The goal of a patient-centered medical home (PCMH) is to deliver greater coordination of care through provider teamwork, patient communication, care management, and technology. Mounting evidence shows the PCMH model improves care outcomes and reduces costs. Yet most medical groups are reluctant to adopt this approach. The barrier is money. Although funding opportunities are expanding, most payers do not offer additional dollars for medical home care. A PCMH represents additional operating expenses with little or no increase in operating revenue.

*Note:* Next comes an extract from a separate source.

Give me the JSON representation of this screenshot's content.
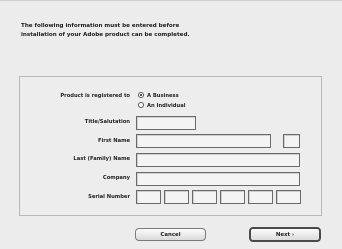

Given financial realities, does it make sense to adopt the medical home model now? A growing number of medical group leaders think it is. First, the immediate benefits are real. Pilot programs across the country show that medical homes improve access to care, help ensure patients receive optimal care, and reduce utilization of high-cost resources. Second, the medical home model is a comprehensive response to healthcare reform. Many groups fi nd that a PCMH consolidates compliance with several programs—including the Centers for Medicare and Medicaid Services (CMS) Physician Quality Reporting System (PQRS) and electronic health record (EHR) incentive programs (Meaningful Use). A PCMH also supports participation in clinical integration initiatives and accountable care organizations (ACOs). In addition, the model can help groups prepare for future reform initiatives since it aligns with the “Triple Aim” of improving patient care, improving population health, and reducing healthcare costs. Third, the medical home model provides a clear plan of action. Unlike many recent initiatives, the PCMH model developed by the National Committee for Quality Assurance (NCQA) provides a straightforward platform of standards, performance factors, and scoring. Well-defined medical home certification platforms have also been developed by the Utilization Review Accreditation Commission (URAC), Accreditation Association for Ambulatory Health Care (AAAHC), and the Joint Commission (JCAHO). Groups that are reluctant to pour resources into a vague strategy are embracing PCMH.
The NCQA medical home recognition program is for primary care physicians (a specialist program is in development). Successful early adopters have used a systematic approach to achieving NCQA recognition. The key is to develop a step-by-step plan for transforming the way your group delivers patient care.